Prayers” refers to prayers in General. It’s root concept includes a unique element of worship because praying for the Lost is not about their comfort but about God’s glory. We must never forget that salvation of sinners causes glory for Him. Praying with worship means that we are acknowledging the role of God in salvation. He is the one who calls. He is the one who gives faith. He is the one who saw our sin and yet loved us. He is the one who sent His son. He is the one who saves. He is the one worthy of all glory and praise and honor. Worship the Lord your God as you seek him for the salvation of the lost around you.


Petitions” involves intercessory prayer in which we in a sense unite with the ones we’re praying for. The word comes from the idea of meeting with someone. The idea being that you and God are going to meet in order to discuss someone. Intercessions also means that you are standing in the gap between God and someone else. Consider for just a moment that an unbeliever is not about to turn towards God and seek for mercy, and yet that unsaved person is standing under the wrath of God which is postponed only by grace and mercy. For every sinner deserves instant death, but it is the gift of God, even to the unsaved to delay that penalty. When we intercede for the Lost we are jumping into the gap between a God who is righteously angry at their sin, and a sinner who desperately needs Jesus. Like Moses standing in the gap and pleading for the Lord not to destroy Israel but to come with them to the promised land – intercession is hard and demanding and yet it is entirely necessary.

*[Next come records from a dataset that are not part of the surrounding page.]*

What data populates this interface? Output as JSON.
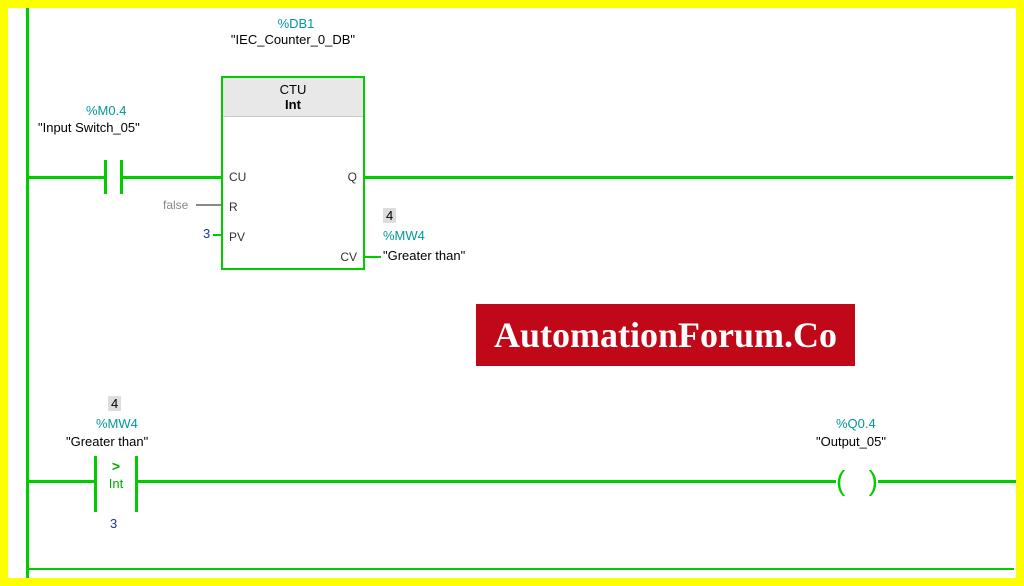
{
  "db": {
    "addr": "%DB1",
    "name": "\"IEC_Counter_0_DB\""
  },
  "input": {
    "addr": "%M0.4",
    "name": "\"Input Switch_05\""
  },
  "ctu": {
    "title": "CTU",
    "type": "Int",
    "pins": {
      "cu": "CU",
      "r": "R",
      "pv": "PV",
      "q": "Q",
      "cv": "CV"
    },
    "r_val": "false",
    "pv_val": "3"
  },
  "cv_out": {
    "addr": "%MW4",
    "name": "\"Greater than\"",
    "val": "4"
  },
  "rung2": {
    "compare": {
      "addr": "%MW4",
      "name": "\"Greater than\"",
      "val": "4",
      "op": ">",
      "type": "Int",
      "const": "3"
    },
    "output": {
      "addr": "%Q0.4",
      "name": "\"Output_05\""
    }
  },
  "watermark": "AutomationForum.Co"
}
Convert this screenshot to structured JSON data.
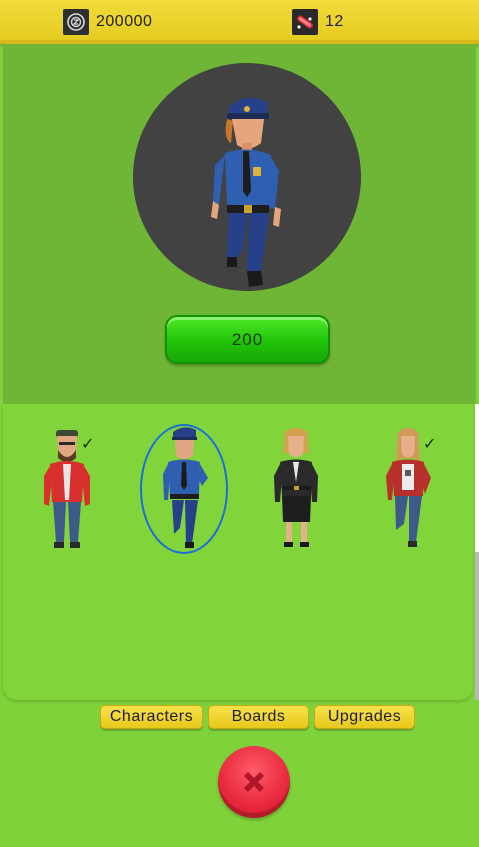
{
  "topbar": {
    "coins": {
      "icon": "coin-icon",
      "value": "200000"
    },
    "boards": {
      "icon": "skateboard-icon",
      "value": "12"
    }
  },
  "preview": {
    "character": "police-officer",
    "price_label": "200"
  },
  "characters": [
    {
      "name": "red-jacket-guy",
      "owned": true,
      "selected": false
    },
    {
      "name": "police-officer",
      "owned": false,
      "selected": true
    },
    {
      "name": "business-woman",
      "owned": false,
      "selected": false
    },
    {
      "name": "red-jacket-girl",
      "owned": true,
      "selected": false
    }
  ],
  "tabs": {
    "characters": "Characters",
    "boards": "Boards",
    "upgrades": "Upgrades"
  },
  "colors": {
    "topbar": "#e9d02a",
    "preview_bg": "#6fb536",
    "list_bg": "#81d53a",
    "buy_button": "#20c308",
    "close_button": "#e8283c",
    "selection_ring": "#1a6fd8"
  },
  "check_mark": "✓"
}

Thanksgiving”describes not only an attitude of gratitude for the gospel but for the role we get to play in bringing the gospel to people.1 Every parent has fought the battle of trying to train their children to say “Thank you” when they receive something – no matter how trivial or great. Note please that thanksgivings are plural, we have much to thank God for as we pray for the salvation of Souls. We can thank Him for a chance to pray, for the grace to care, for the Love from Him flowing through us to those around us. We can thank Him for our own salvation and plead with gratitude that He hears our prayers.

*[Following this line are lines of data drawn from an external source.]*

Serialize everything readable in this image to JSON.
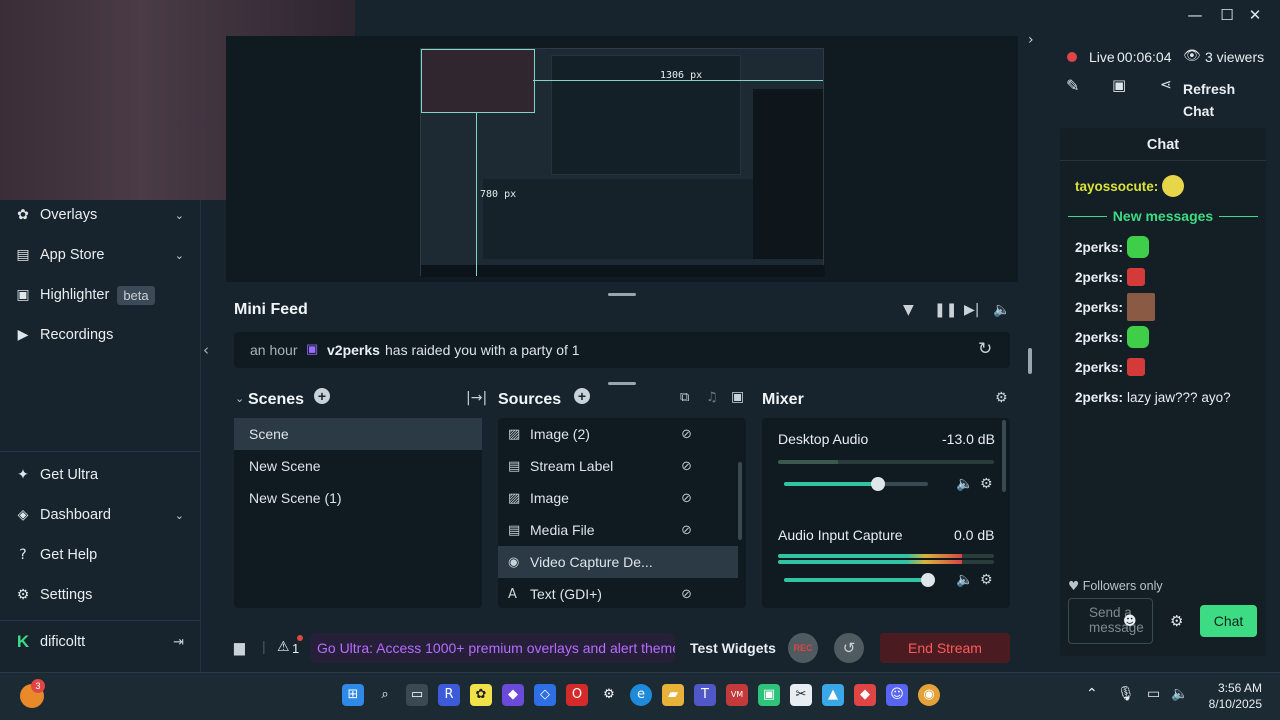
{
  "titlebar": {
    "minimize": "—",
    "maximize": "☐",
    "close": "✕"
  },
  "sidebar": {
    "items": [
      {
        "label": "Overlays",
        "icon": "overlays-icon",
        "chevron": true
      },
      {
        "label": "App Store",
        "icon": "app-store-icon",
        "chevron": true
      },
      {
        "label": "Highlighter",
        "icon": "highlighter-icon",
        "badge": "beta"
      },
      {
        "label": "Recordings",
        "icon": "recordings-icon"
      }
    ],
    "bottom_items": [
      {
        "label": "Get Ultra",
        "icon": "ultra-icon"
      },
      {
        "label": "Dashboard",
        "icon": "dashboard-icon",
        "chevron": true
      },
      {
        "label": "Get Help",
        "icon": "help-icon"
      },
      {
        "label": "Settings",
        "icon": "gear-icon"
      }
    ],
    "user": {
      "name": "dificoltt"
    }
  },
  "preview": {
    "width_label": "1306 px",
    "height_label": "780 px"
  },
  "minifeed": {
    "title": "Mini Feed",
    "event": {
      "time": "an hour",
      "user": "v2perks",
      "text": "has raided you with a party of 1"
    }
  },
  "scenes": {
    "title": "Scenes",
    "items": [
      "Scene",
      "New Scene",
      "New Scene (1)"
    ],
    "selected": 0
  },
  "sources": {
    "title": "Sources",
    "items": [
      {
        "label": "Image (2)",
        "icon": "image-icon"
      },
      {
        "label": "Stream Label",
        "icon": "file-icon"
      },
      {
        "label": "Image",
        "icon": "image-icon"
      },
      {
        "label": "Media File",
        "icon": "file-icon"
      },
      {
        "label": "Video Capture De...",
        "icon": "webcam-icon"
      },
      {
        "label": "Text (GDI+)",
        "icon": "text-icon"
      }
    ],
    "selected": 4
  },
  "mixer": {
    "title": "Mixer",
    "channels": [
      {
        "name": "Desktop Audio",
        "db": "-13.0 dB",
        "meter_level": 0.28,
        "volume": 0.65
      },
      {
        "name": "Audio Input Capture",
        "db": "0.0 dB",
        "meter_level": 0.85,
        "volume": 1.0
      }
    ]
  },
  "footer": {
    "warnings_count": "1",
    "promo": "Go Ultra: Access 1000+ premium overlays and alert theme",
    "test_widgets": "Test Widgets",
    "rec": "REC",
    "end_stream": "End Stream"
  },
  "live": {
    "status": "Live",
    "time": "00:06:04",
    "viewers": "3 viewers",
    "refresh": "Refresh Chat"
  },
  "chat": {
    "title": "Chat",
    "messages": [
      {
        "user": "tayossocute:",
        "emote": "pepe-yellow"
      },
      {
        "divider": "New messages"
      },
      {
        "user": "2perks:",
        "emote": "green-face"
      },
      {
        "user": "2perks:",
        "emote": "red-angry"
      },
      {
        "user": "2perks:",
        "emote": "photo-face"
      },
      {
        "user": "2perks:",
        "emote": "green-face"
      },
      {
        "user": "2perks:",
        "emote": "red-angry"
      },
      {
        "user": "2perks:",
        "text": "lazy jaw??? ayo?"
      }
    ],
    "followers_only": "Followers only",
    "input_placeholder": "Send a message",
    "send_label": "Chat"
  },
  "taskbar": {
    "notif_badge": "3",
    "time": "3:56 AM",
    "date": "8/10/2025"
  },
  "colors": {
    "accent_green": "#3ddc84",
    "live_red": "#e04545",
    "end_stream_bg": "#4a1c22",
    "promo_text": "#b86cff"
  }
}
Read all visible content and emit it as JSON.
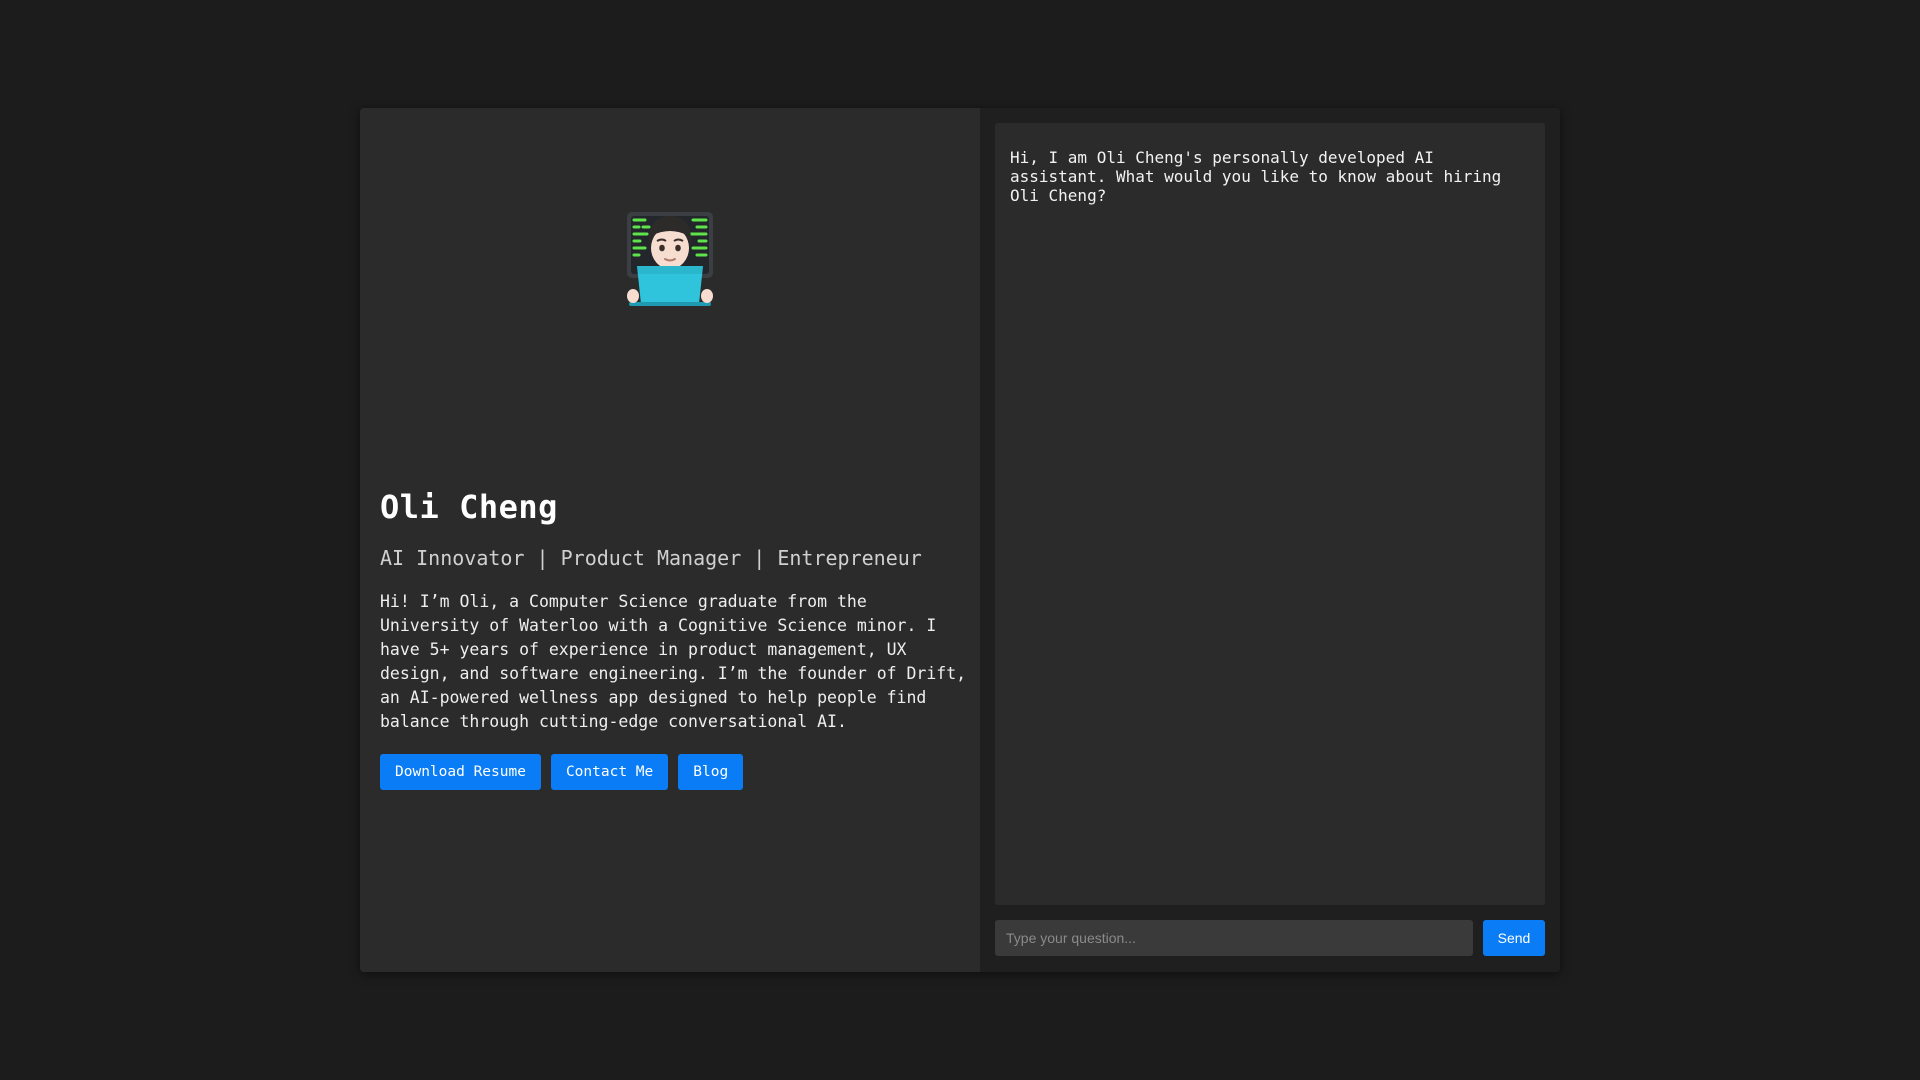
{
  "profile": {
    "avatar_icon": "technologist-emoji-icon",
    "name": "Oli Cheng",
    "tagline": "AI Innovator | Product Manager | Entrepreneur",
    "bio": "Hi! I’m Oli, a Computer Science graduate from the University of Waterloo with a Cognitive Science minor. I have 5+ years of experience in product management, UX design, and software engineering. I’m the founder of Drift, an AI-powered wellness app designed to help people find balance through cutting-edge conversational AI.",
    "actions": {
      "resume_label": "Download Resume",
      "contact_label": "Contact Me",
      "blog_label": "Blog"
    }
  },
  "chat": {
    "messages": [
      {
        "role": "assistant",
        "text": "Hi, I am Oli Cheng's personally developed AI\nassistant. What would you like to know about hiring\nOli Cheng?"
      }
    ],
    "input_placeholder": "Type your question...",
    "input_value": "",
    "send_label": "Send"
  },
  "colors": {
    "page_bg": "#1c1c1c",
    "panel_bg": "#2b2b2b",
    "accent": "#0a7cf5"
  }
}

First of all then, let us with Entreaties and Prayers, Petitions and Thanksgiving come to our Father in Heaven who desires all men to be saved and to come to the knowledge of the truth.

Let us with FAITH and with EVERY KIND of PRAYER seek His sovereign, mighty hand for the salvation of the lost.

Thus far we have looked at the need first to fan our own hearts into flame for the dying lost who are right next to us, and we have also calmed our hearts with the reassurance that God hears the prayers of His saints when they come with childlike faith; and with passion pray any sort of prayer for the Lost. But there are, principles in scripture which can further direct our prayers. Next week therefore, as God permits we will end this mini-series with a look at Seven Specific prayers to pray for the Lost.

1MacArthur, J. (1995). Alone with God. Wheaton, Ill.: Victor Books.